Baker’s order follows a Kentucky federal judge’s grant last week of a preliminary injunction in a lawsuit involving Kentucky, Tennessee, and Ohio. Baker echoed what his Kentucky counterpart said, that blocking the mandate didn’t indicate that the vaccine wouldn’t be effective to stopping the spread of Covid-19, but rather that Biden didn’t have the power to issue such an executive order.

Representatives from Georgia universities testified during an injunction hearing earlier this month, arguing that implementation of the mandate would be expensive, onerous, and cost them valuable employees who haven’t yet presented proof of vaccination. Those schools receive millions from the federal government.

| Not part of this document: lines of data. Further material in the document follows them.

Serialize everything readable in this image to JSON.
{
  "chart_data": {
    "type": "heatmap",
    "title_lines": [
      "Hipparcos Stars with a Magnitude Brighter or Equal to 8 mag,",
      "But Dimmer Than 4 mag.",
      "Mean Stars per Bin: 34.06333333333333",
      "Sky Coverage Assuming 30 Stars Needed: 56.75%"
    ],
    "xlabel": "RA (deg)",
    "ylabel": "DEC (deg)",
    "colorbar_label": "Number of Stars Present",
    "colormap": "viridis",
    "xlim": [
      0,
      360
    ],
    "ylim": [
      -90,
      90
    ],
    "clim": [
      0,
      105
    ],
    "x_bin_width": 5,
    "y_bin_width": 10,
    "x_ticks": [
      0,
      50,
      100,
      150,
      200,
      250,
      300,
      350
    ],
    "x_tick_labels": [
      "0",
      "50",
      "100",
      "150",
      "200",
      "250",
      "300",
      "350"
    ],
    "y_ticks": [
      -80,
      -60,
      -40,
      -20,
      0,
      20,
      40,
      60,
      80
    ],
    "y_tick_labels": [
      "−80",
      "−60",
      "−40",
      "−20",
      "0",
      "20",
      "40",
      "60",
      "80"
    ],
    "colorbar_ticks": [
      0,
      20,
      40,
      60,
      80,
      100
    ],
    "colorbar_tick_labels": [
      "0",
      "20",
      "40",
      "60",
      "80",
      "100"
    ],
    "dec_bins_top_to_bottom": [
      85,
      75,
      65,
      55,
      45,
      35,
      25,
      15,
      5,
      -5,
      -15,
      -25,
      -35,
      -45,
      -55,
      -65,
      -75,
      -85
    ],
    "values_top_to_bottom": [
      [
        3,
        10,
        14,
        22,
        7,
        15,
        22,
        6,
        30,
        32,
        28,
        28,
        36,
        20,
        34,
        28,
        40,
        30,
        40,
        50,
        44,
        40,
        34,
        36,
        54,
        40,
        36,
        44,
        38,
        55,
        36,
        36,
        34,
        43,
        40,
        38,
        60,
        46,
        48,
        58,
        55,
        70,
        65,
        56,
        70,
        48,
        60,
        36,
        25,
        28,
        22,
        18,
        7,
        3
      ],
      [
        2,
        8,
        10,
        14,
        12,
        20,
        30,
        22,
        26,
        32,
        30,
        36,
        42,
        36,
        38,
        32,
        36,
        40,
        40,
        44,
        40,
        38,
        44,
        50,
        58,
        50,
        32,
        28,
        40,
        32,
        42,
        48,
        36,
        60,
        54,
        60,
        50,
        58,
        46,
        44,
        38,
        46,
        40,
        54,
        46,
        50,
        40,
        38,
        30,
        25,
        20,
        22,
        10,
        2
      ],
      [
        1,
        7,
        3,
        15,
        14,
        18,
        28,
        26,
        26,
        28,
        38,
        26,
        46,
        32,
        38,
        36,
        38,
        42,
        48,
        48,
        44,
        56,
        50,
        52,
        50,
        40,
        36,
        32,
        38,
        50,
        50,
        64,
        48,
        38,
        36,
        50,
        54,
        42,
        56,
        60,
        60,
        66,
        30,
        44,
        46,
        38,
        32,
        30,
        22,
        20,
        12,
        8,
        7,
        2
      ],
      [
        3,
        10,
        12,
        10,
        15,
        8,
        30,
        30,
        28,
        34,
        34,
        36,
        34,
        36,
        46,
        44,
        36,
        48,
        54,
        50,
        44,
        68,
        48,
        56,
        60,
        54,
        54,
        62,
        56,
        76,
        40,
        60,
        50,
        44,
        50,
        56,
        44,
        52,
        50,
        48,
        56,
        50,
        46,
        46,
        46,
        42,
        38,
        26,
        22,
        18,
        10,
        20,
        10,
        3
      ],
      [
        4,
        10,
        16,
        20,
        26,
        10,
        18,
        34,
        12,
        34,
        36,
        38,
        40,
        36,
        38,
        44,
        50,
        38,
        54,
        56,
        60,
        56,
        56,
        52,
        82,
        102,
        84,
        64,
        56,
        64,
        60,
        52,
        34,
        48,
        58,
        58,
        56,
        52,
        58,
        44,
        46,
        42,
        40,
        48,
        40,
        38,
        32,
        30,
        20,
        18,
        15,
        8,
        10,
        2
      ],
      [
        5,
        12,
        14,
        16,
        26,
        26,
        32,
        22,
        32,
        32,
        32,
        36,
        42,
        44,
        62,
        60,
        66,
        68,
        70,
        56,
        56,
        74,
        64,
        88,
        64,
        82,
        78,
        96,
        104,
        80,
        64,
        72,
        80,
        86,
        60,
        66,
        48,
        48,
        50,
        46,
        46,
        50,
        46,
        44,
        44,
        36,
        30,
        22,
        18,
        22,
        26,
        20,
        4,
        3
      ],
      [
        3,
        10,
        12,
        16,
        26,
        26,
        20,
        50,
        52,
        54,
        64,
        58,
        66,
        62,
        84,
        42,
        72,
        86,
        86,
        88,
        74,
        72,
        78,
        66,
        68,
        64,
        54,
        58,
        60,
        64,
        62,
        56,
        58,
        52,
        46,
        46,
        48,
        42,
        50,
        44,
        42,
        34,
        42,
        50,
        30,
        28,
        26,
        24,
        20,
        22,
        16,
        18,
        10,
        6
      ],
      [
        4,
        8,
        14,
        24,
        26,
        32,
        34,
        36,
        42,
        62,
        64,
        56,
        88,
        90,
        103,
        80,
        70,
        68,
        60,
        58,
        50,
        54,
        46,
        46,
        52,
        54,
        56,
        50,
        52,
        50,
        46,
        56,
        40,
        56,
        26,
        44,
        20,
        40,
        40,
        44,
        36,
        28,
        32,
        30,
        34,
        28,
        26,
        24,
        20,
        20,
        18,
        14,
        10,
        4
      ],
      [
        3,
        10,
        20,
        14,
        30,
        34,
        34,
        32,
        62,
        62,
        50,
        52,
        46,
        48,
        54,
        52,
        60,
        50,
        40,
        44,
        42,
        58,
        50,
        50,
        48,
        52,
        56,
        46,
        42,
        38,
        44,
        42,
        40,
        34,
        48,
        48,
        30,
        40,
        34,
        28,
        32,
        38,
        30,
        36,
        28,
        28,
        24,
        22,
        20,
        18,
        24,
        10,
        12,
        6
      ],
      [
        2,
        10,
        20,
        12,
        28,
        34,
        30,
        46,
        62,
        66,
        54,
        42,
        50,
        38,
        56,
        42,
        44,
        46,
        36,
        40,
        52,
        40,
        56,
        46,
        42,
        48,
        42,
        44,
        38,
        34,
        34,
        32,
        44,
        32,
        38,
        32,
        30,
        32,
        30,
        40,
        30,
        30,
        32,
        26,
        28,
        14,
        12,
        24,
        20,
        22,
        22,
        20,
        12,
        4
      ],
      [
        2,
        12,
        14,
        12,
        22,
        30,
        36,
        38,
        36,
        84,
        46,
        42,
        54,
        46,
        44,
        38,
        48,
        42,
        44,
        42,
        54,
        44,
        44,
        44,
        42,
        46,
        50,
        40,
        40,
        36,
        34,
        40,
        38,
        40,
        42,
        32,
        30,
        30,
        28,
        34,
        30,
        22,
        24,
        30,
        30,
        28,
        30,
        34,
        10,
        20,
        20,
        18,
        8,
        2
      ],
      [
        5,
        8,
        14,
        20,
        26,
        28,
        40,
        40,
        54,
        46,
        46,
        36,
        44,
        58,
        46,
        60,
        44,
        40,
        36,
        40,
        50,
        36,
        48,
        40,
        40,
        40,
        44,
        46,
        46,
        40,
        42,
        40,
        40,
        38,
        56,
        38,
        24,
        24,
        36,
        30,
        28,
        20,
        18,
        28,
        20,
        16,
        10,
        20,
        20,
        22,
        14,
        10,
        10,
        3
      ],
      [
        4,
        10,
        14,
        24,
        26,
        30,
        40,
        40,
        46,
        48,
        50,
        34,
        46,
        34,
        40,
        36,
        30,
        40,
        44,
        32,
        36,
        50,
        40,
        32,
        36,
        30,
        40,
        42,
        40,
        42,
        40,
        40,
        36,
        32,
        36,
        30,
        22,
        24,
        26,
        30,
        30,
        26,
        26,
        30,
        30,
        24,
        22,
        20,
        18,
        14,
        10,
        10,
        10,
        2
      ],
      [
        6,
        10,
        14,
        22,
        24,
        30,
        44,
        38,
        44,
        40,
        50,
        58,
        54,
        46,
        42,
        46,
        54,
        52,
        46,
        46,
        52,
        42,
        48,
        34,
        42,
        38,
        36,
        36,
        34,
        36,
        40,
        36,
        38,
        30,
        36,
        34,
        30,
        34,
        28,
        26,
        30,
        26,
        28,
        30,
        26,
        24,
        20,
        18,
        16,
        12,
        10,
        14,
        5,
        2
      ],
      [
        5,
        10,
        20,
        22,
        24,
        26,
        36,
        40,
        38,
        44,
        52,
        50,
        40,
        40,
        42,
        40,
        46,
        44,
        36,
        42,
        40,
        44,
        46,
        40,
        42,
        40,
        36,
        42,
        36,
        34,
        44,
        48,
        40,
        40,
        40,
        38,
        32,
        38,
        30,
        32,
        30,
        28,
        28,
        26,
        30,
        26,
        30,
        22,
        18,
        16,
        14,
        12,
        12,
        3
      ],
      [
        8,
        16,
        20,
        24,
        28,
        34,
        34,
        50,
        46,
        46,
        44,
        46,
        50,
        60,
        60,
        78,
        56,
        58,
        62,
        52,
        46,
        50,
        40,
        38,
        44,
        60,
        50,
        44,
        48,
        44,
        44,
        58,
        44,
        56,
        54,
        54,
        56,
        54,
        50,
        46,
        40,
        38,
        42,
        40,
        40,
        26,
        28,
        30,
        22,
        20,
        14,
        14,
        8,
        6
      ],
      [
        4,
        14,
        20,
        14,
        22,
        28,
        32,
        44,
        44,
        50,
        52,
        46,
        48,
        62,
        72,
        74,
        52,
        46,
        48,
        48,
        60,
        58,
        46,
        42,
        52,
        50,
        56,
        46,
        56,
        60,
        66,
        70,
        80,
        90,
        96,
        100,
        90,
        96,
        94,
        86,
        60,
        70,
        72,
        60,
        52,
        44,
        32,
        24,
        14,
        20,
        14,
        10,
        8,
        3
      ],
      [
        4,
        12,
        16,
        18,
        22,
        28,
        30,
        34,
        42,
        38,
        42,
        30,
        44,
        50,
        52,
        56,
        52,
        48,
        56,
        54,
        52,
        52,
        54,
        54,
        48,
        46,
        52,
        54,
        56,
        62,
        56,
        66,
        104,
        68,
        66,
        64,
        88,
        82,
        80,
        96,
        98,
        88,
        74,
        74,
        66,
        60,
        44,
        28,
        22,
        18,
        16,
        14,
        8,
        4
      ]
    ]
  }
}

The court found that the states could likely prove that Congress didn’t clearly authorize the president to issue the mandate, and that it “goes far beyond addressing administrative and management issues in order to promote efficiency and economy in procurement and contracting.” The 2017 nominee of President Donald Trump said, instead, the executive order works as a “regulation of public health.”

Neither the lawyers representing the state coalition nor the U.S. government immediately responded to emailed requests for comment.

Idaho Gov. Brad Little cheered Tuesday’s ruling in a statement. The state is part of the Georgia-led contractor mandate challenge, as well as lawsuits against the Occupational Safety and Hazard Administration’s shot-or-test emergency regulation for large U.S. businesses, and another inoculation rule for healthcare workers.

“Yet another one of President Biden’s vaccine mandates have been temporarily shut down because the states—including Idaho—took a stand against his unprecedented government overreach into Americans’ lives and businesses,” Little said in the statement. “All three mandates are now completely stalled. We will continue to press forward in our fight against the federal government’s bad policies.”